House R is a minimalist home near Antwerp, Belgium, designed by Hans Verstuyft Architecten. While the farm’s glory days are a thing of the past, its essence remains very much alive in the design of the new building. Echoing the characteristic features of traditional farmhouses, the new construction prominently features a gabled facade and a saddle roof. Instead of an immaculate finish, the house sports a purposefully weathered look. The rough plaster over the brick facade and the reclaimed roof tiles from Burgundy, France, lend it an authentic, age-worn appeal. Nevertheless, this is a modern home at its core. The spatial layout and the strategic use of materials like exposed concrete, Italian terracotta tiles, and natural stone from Germany reflect a contemporary taste and sensibility. This residence offers a unique blend of traditional and contemporary living.

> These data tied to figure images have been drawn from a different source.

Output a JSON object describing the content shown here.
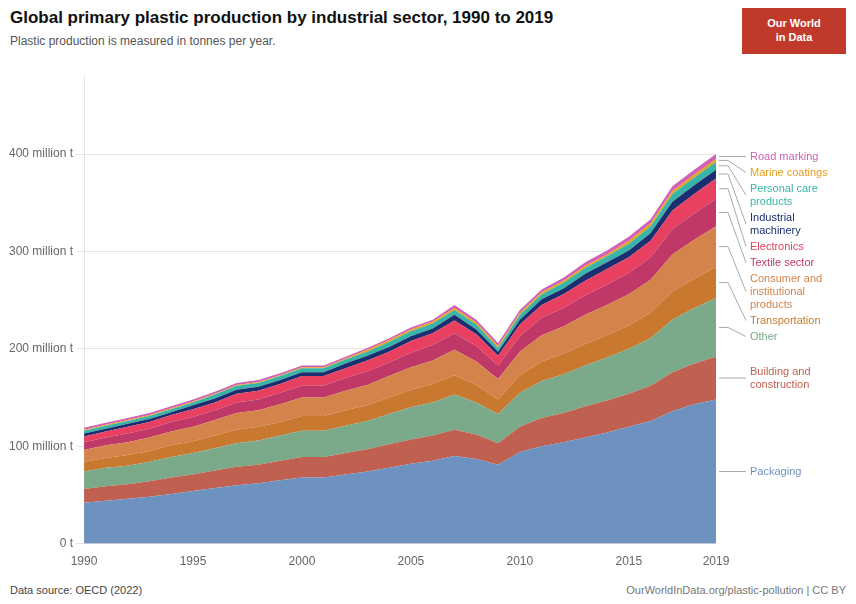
{
  "chart_data": {
    "type": "area",
    "stacked": true,
    "title": "Global primary plastic production by industrial sector, 1990 to 2019",
    "subtitle": "Plastic production is measured in tonnes per year.",
    "annotations": [
      "Data source: OECD (2022)",
      "OurWorldInData.org/plastic-pollution | CC BY",
      "Our World\nin Data"
    ],
    "x": [
      1990,
      1991,
      1992,
      1993,
      1994,
      1995,
      1996,
      1997,
      1998,
      1999,
      2000,
      2001,
      2002,
      2003,
      2004,
      2005,
      2006,
      2007,
      2008,
      2009,
      2010,
      2011,
      2012,
      2013,
      2014,
      2015,
      2016,
      2017,
      2018,
      2019
    ],
    "series": [
      {
        "name": "Packaging",
        "color": "#6e92c0",
        "values": [
          42,
          44,
          46,
          48,
          51,
          54,
          57,
          60,
          62,
          65,
          68,
          68,
          71,
          74,
          78,
          82,
          85,
          90,
          87,
          81,
          94,
          100,
          104,
          109,
          114,
          120,
          126,
          136,
          143,
          148
        ]
      },
      {
        "name": "Building and\nconstruction",
        "color": "#bf6050",
        "values": [
          14,
          15,
          15,
          16,
          17,
          17,
          18,
          19,
          19,
          20,
          21,
          21,
          22,
          23,
          24,
          25,
          26,
          27,
          25,
          22,
          26,
          29,
          30,
          32,
          33,
          34,
          36,
          40,
          42,
          44
        ]
      },
      {
        "name": "Other",
        "color": "#7aaa8a",
        "values": [
          18,
          19,
          19,
          20,
          21,
          22,
          23,
          24,
          25,
          26,
          27,
          27,
          28,
          29,
          31,
          33,
          34,
          36,
          33,
          30,
          35,
          38,
          40,
          42,
          44,
          46,
          49,
          54,
          57,
          60
        ]
      },
      {
        "name": "Transportation",
        "color": "#c97830",
        "values": [
          10,
          10,
          11,
          11,
          12,
          12,
          13,
          14,
          14,
          14,
          15,
          15,
          16,
          16,
          17,
          18,
          19,
          20,
          18,
          15,
          18,
          20,
          21,
          22,
          23,
          24,
          26,
          29,
          30,
          32
        ]
      },
      {
        "name": "Consumer and\ninstitutional\nproducts",
        "color": "#d4844a",
        "values": [
          12,
          13,
          13,
          14,
          14,
          15,
          16,
          17,
          17,
          18,
          19,
          19,
          20,
          21,
          22,
          23,
          24,
          26,
          24,
          21,
          24,
          27,
          28,
          30,
          31,
          32,
          34,
          38,
          40,
          42
        ]
      },
      {
        "name": "Textile sector",
        "color": "#c03868",
        "values": [
          8,
          8,
          9,
          9,
          10,
          10,
          10,
          11,
          11,
          12,
          12,
          12,
          13,
          14,
          14,
          15,
          16,
          17,
          16,
          14,
          16,
          18,
          19,
          20,
          21,
          22,
          23,
          26,
          27,
          28
        ]
      },
      {
        "name": "Electronics",
        "color": "#e84060",
        "values": [
          6,
          6,
          7,
          7,
          7,
          8,
          8,
          9,
          9,
          9,
          10,
          10,
          10,
          11,
          11,
          12,
          12,
          13,
          12,
          10,
          12,
          13,
          14,
          15,
          16,
          16,
          17,
          19,
          20,
          21
        ]
      },
      {
        "name": "Industrial\nmachinery",
        "color": "#1a2e70",
        "values": [
          3,
          3,
          3,
          3,
          3,
          4,
          4,
          4,
          4,
          4,
          4,
          4,
          5,
          5,
          5,
          5,
          5,
          6,
          5,
          4,
          5,
          6,
          6,
          7,
          7,
          7,
          8,
          9,
          9,
          9
        ]
      },
      {
        "name": "Personal care\nproducts",
        "color": "#38b5a8",
        "values": [
          3,
          3,
          3,
          3,
          3,
          3,
          4,
          4,
          4,
          4,
          4,
          4,
          4,
          4,
          5,
          5,
          5,
          5,
          5,
          4,
          5,
          5,
          6,
          6,
          6,
          7,
          7,
          8,
          8,
          8
        ]
      },
      {
        "name": "Marine coatings",
        "color": "#e8a020",
        "values": [
          1,
          1,
          1,
          1,
          1,
          1,
          1,
          1,
          1,
          1,
          1,
          1,
          1,
          2,
          2,
          2,
          2,
          2,
          2,
          2,
          2,
          2,
          2,
          2,
          2,
          3,
          3,
          3,
          3,
          3
        ]
      },
      {
        "name": "Road marking",
        "color": "#d060b8",
        "values": [
          2,
          2,
          2,
          2,
          2,
          2,
          2,
          2,
          2,
          2,
          2,
          2,
          2,
          2,
          2,
          2,
          2,
          3,
          3,
          3,
          3,
          3,
          3,
          4,
          4,
          4,
          4,
          5,
          5,
          5
        ]
      }
    ],
    "xlim": [
      1990,
      2019
    ],
    "xticks": [
      1990,
      1995,
      2000,
      2005,
      2010,
      2015,
      2019
    ],
    "ylim": [
      0,
      480
    ],
    "yticks": [
      {
        "value": 0,
        "label": "0 t"
      },
      {
        "value": 100,
        "label": "100 million t"
      },
      {
        "value": 200,
        "label": "200 million t"
      },
      {
        "value": 300,
        "label": "300 million t"
      },
      {
        "value": 400,
        "label": "400 million t"
      }
    ],
    "grid": "y"
  }
}
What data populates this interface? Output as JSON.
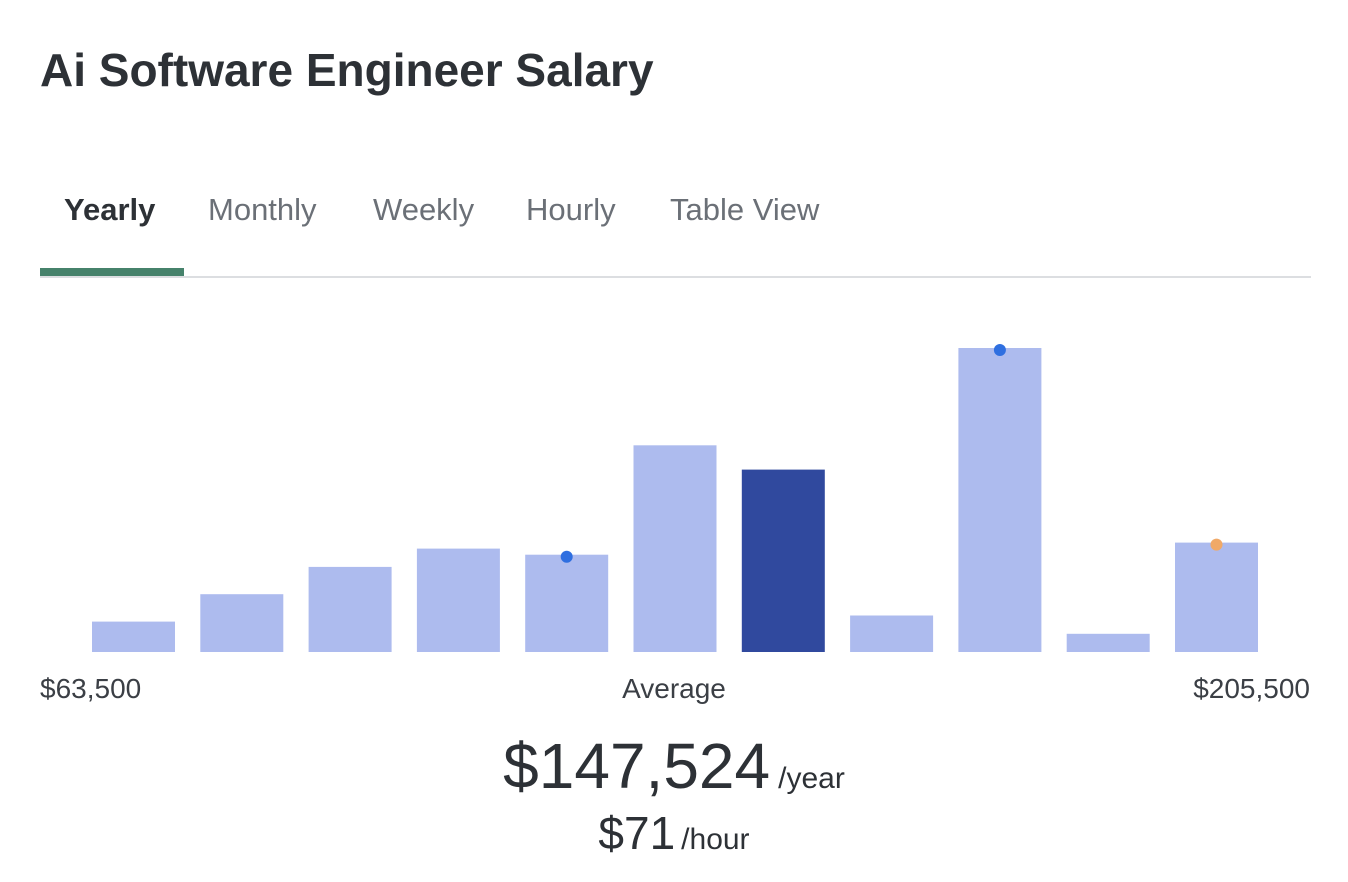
{
  "page": {
    "title": "Ai Software Engineer Salary"
  },
  "tabs": [
    {
      "label": "Yearly",
      "active": true
    },
    {
      "label": "Monthly",
      "active": false
    },
    {
      "label": "Weekly",
      "active": false
    },
    {
      "label": "Hourly",
      "active": false
    },
    {
      "label": "Table View",
      "active": false
    }
  ],
  "colors": {
    "bar": "#adbbee",
    "bar_highlight": "#30499e",
    "marker_blue": "#2f6fe0",
    "marker_orange": "#f0a968",
    "tab_underline": "#46826b"
  },
  "chart_data": {
    "type": "bar",
    "title": "",
    "xlabel": "",
    "ylabel": "",
    "range_min_label": "$63,500",
    "range_max_label": "$205,500",
    "center_label": "Average",
    "values": [
      10,
      19,
      28,
      34,
      32,
      68,
      60,
      12,
      100,
      6,
      36
    ],
    "highlight_index": 6,
    "markers": [
      {
        "index": 4,
        "color": "blue"
      },
      {
        "index": 8,
        "color": "blue"
      },
      {
        "index": 10,
        "color": "orange"
      }
    ],
    "ylim": [
      0,
      100
    ]
  },
  "summary": {
    "yearly_amount": "$147,524",
    "yearly_unit": "/year",
    "hourly_amount": "$71",
    "hourly_unit": "/hour"
  }
}
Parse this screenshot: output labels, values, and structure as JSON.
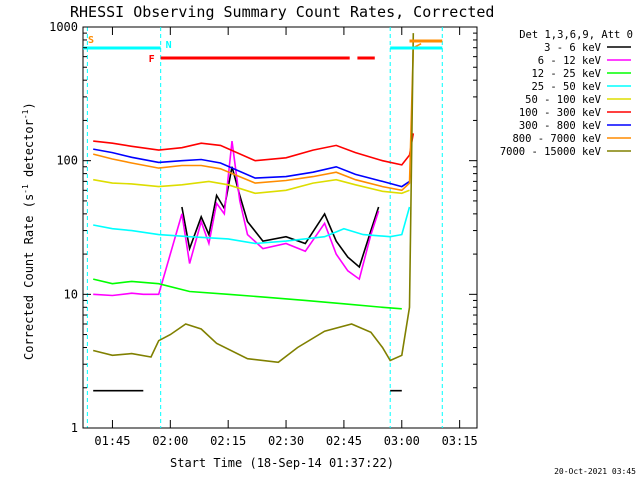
{
  "chart_data": {
    "type": "line",
    "title": "RHESSI Observing Summary Count Rates, Corrected",
    "xlabel": "Start Time (18-Sep-14 01:37:22)",
    "ylabel_prefix": "Corrected Count Rate (s",
    "ylabel_sup1": "-1",
    "ylabel_mid": " detector",
    "ylabel_sup2": "-1",
    "ylabel_suffix": ")",
    "y_scale": "log",
    "ylim": [
      1,
      1000
    ],
    "x_range": [
      "01:37:22",
      "03:19:30"
    ],
    "x_ticks": [
      "01:45",
      "02:00",
      "02:15",
      "02:30",
      "02:45",
      "03:00",
      "03:15"
    ],
    "y_ticks": [
      "1",
      "10",
      "100",
      "1000"
    ],
    "legend_header": "Det 1,3,6,9, Att 0",
    "footer_date": "20-Oct-2021 03:45",
    "series": [
      {
        "name": "3 - 6 keV",
        "color": "#000000",
        "points": [
          [
            "01:40",
            1.9
          ],
          [
            "01:53",
            1.9
          ],
          [
            "01:55",
            null
          ],
          [
            "01:57",
            null
          ],
          [
            "02:03",
            45
          ],
          [
            "02:05",
            22
          ],
          [
            "02:08",
            38
          ],
          [
            "02:10",
            28
          ],
          [
            "02:12",
            55
          ],
          [
            "02:14",
            44
          ],
          [
            "02:16",
            90
          ],
          [
            "02:18",
            55
          ],
          [
            "02:20",
            35
          ],
          [
            "02:24",
            25
          ],
          [
            "02:30",
            27
          ],
          [
            "02:35",
            24
          ],
          [
            "02:40",
            40
          ],
          [
            "02:43",
            25
          ],
          [
            "02:46",
            19
          ],
          [
            "02:49",
            16
          ],
          [
            "02:52",
            30
          ],
          [
            "02:54",
            45
          ],
          [
            "02:55",
            null
          ],
          [
            "02:57",
            1.9
          ],
          [
            "03:00",
            1.9
          ]
        ]
      },
      {
        "name": "6 - 12 keV",
        "color": "#ff00ff",
        "points": [
          [
            "01:40",
            10
          ],
          [
            "01:45",
            9.8
          ],
          [
            "01:50",
            10.2
          ],
          [
            "01:53",
            10
          ],
          [
            "01:57",
            10
          ],
          [
            "02:03",
            40
          ],
          [
            "02:05",
            17
          ],
          [
            "02:08",
            35
          ],
          [
            "02:10",
            24
          ],
          [
            "02:12",
            48
          ],
          [
            "02:14",
            40
          ],
          [
            "02:16",
            140
          ],
          [
            "02:18",
            50
          ],
          [
            "02:20",
            28
          ],
          [
            "02:24",
            22
          ],
          [
            "02:30",
            24
          ],
          [
            "02:35",
            21
          ],
          [
            "02:40",
            34
          ],
          [
            "02:43",
            20
          ],
          [
            "02:46",
            15
          ],
          [
            "02:49",
            13
          ],
          [
            "02:52",
            28
          ],
          [
            "02:54",
            42
          ],
          [
            "02:55",
            null
          ],
          [
            "03:00",
            null
          ]
        ]
      },
      {
        "name": "12 - 25 keV",
        "color": "#00ff00",
        "points": [
          [
            "01:40",
            13
          ],
          [
            "01:45",
            12
          ],
          [
            "01:50",
            12.5
          ],
          [
            "01:57",
            12
          ],
          [
            "02:05",
            10.5
          ],
          [
            "02:15",
            10
          ],
          [
            "02:25",
            9.5
          ],
          [
            "02:35",
            9
          ],
          [
            "02:45",
            8.5
          ],
          [
            "02:55",
            8
          ],
          [
            "03:00",
            7.8
          ]
        ]
      },
      {
        "name": "25 - 50 keV",
        "color": "#00ffff",
        "points": [
          [
            "01:40",
            33
          ],
          [
            "01:45",
            31
          ],
          [
            "01:50",
            30
          ],
          [
            "01:57",
            28
          ],
          [
            "02:05",
            27
          ],
          [
            "02:15",
            26
          ],
          [
            "02:22",
            24
          ],
          [
            "02:30",
            25
          ],
          [
            "02:40",
            27
          ],
          [
            "02:45",
            31
          ],
          [
            "02:50",
            28
          ],
          [
            "02:57",
            27
          ],
          [
            "03:00",
            28
          ],
          [
            "03:02",
            45
          ]
        ]
      },
      {
        "name": "50 - 100 keV",
        "color": "#dddd00",
        "points": [
          [
            "01:40",
            72
          ],
          [
            "01:45",
            68
          ],
          [
            "01:50",
            67
          ],
          [
            "01:57",
            64
          ],
          [
            "02:03",
            66
          ],
          [
            "02:10",
            70
          ],
          [
            "02:15",
            66
          ],
          [
            "02:22",
            57
          ],
          [
            "02:30",
            60
          ],
          [
            "02:37",
            68
          ],
          [
            "02:43",
            72
          ],
          [
            "02:48",
            66
          ],
          [
            "02:55",
            59
          ],
          [
            "03:00",
            57
          ],
          [
            "03:02",
            60
          ]
        ]
      },
      {
        "name": "100 - 300 keV",
        "color": "#ff0000",
        "points": [
          [
            "01:40",
            140
          ],
          [
            "01:45",
            135
          ],
          [
            "01:50",
            128
          ],
          [
            "01:57",
            120
          ],
          [
            "02:03",
            125
          ],
          [
            "02:08",
            135
          ],
          [
            "02:13",
            130
          ],
          [
            "02:22",
            100
          ],
          [
            "02:30",
            105
          ],
          [
            "02:37",
            120
          ],
          [
            "02:43",
            130
          ],
          [
            "02:48",
            115
          ],
          [
            "02:55",
            100
          ],
          [
            "03:00",
            93
          ],
          [
            "03:02",
            110
          ],
          [
            "03:03",
            160
          ]
        ]
      },
      {
        "name": "300 - 800 keV",
        "color": "#0000ff",
        "points": [
          [
            "01:40",
            122
          ],
          [
            "01:45",
            115
          ],
          [
            "01:50",
            106
          ],
          [
            "01:57",
            97
          ],
          [
            "02:03",
            100
          ],
          [
            "02:08",
            102
          ],
          [
            "02:13",
            96
          ],
          [
            "02:22",
            74
          ],
          [
            "02:30",
            76
          ],
          [
            "02:37",
            82
          ],
          [
            "02:43",
            90
          ],
          [
            "02:48",
            79
          ],
          [
            "02:55",
            70
          ],
          [
            "03:00",
            64
          ],
          [
            "03:02",
            70
          ]
        ]
      },
      {
        "name": "800 - 7000 keV",
        "color": "#ff8c00",
        "points": [
          [
            "01:40",
            112
          ],
          [
            "01:45",
            103
          ],
          [
            "01:50",
            96
          ],
          [
            "01:57",
            88
          ],
          [
            "02:03",
            92
          ],
          [
            "02:08",
            92
          ],
          [
            "02:13",
            87
          ],
          [
            "02:22",
            68
          ],
          [
            "02:30",
            71
          ],
          [
            "02:37",
            76
          ],
          [
            "02:43",
            82
          ],
          [
            "02:48",
            72
          ],
          [
            "02:55",
            64
          ],
          [
            "03:00",
            60
          ],
          [
            "03:02",
            68
          ],
          [
            "03:03",
            700
          ],
          [
            "03:05",
            750
          ]
        ]
      },
      {
        "name": "7000 - 15000 keV",
        "color": "#808000",
        "points": [
          [
            "01:40",
            3.8
          ],
          [
            "01:45",
            3.5
          ],
          [
            "01:50",
            3.6
          ],
          [
            "01:55",
            3.4
          ],
          [
            "01:57",
            4.5
          ],
          [
            "02:00",
            5
          ],
          [
            "02:04",
            6
          ],
          [
            "02:08",
            5.5
          ],
          [
            "02:12",
            4.3
          ],
          [
            "02:20",
            3.3
          ],
          [
            "02:28",
            3.1
          ],
          [
            "02:33",
            4
          ],
          [
            "02:40",
            5.3
          ],
          [
            "02:47",
            6
          ],
          [
            "02:52",
            5.2
          ],
          [
            "02:55",
            4
          ],
          [
            "02:57",
            3.2
          ],
          [
            "03:00",
            3.5
          ],
          [
            "03:02",
            8
          ],
          [
            "03:03",
            900
          ]
        ]
      }
    ],
    "flags": [
      {
        "label": "S",
        "color": "#ff8c00",
        "segments": [
          [
            "01:37:22",
            "01:38:30"
          ]
        ]
      },
      {
        "label": "N",
        "color": "#00ffff",
        "segments": [
          [
            "01:37:22",
            "01:57:30"
          ],
          [
            "02:57:00",
            "03:10:30"
          ]
        ]
      },
      {
        "label": "F",
        "color": "#ff0000",
        "segments": [
          [
            "01:57:30",
            "02:46:30"
          ],
          [
            "02:48:30",
            "02:53:00"
          ]
        ]
      },
      {
        "label": "",
        "color": "#ff8c00",
        "segments": [
          [
            "03:02:00",
            "03:10:30"
          ]
        ]
      }
    ],
    "saa_boundaries": [
      "01:38:30",
      "01:57:30",
      "02:57:00",
      "03:10:30"
    ],
    "grid": false,
    "legend_position": "top-right outside"
  }
}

While the day living spaces are contained within one unified volume, the sleeping quarters occupy a split-level extension. The expansive windows of the main living area provide sweeping views of the surrounding landscape, an intentional design choice that amplifies the connection to nature. Conversely, the bedrooms exude a sense of solidity and sanctuary, ensuring the occupants’ security and privacy. Attention to detail extends to the home’s interior furnishings, a majority of which are bespoke creations designed by Hans Verstuyft Architecten. Smoked oak elements make a pronounced appearance, as do the Vola taps, which are emblematic of minimalist design. Lighting is another highlight, with the SpotOn fixtures co-designed by Verstuyft and the Austere Chandelier, a collaboration between Verstuyft and Belgian producer, Trizo21. Ceramic lamps by the artist Jos Devriendt add a touch of artisanal elegance to the space.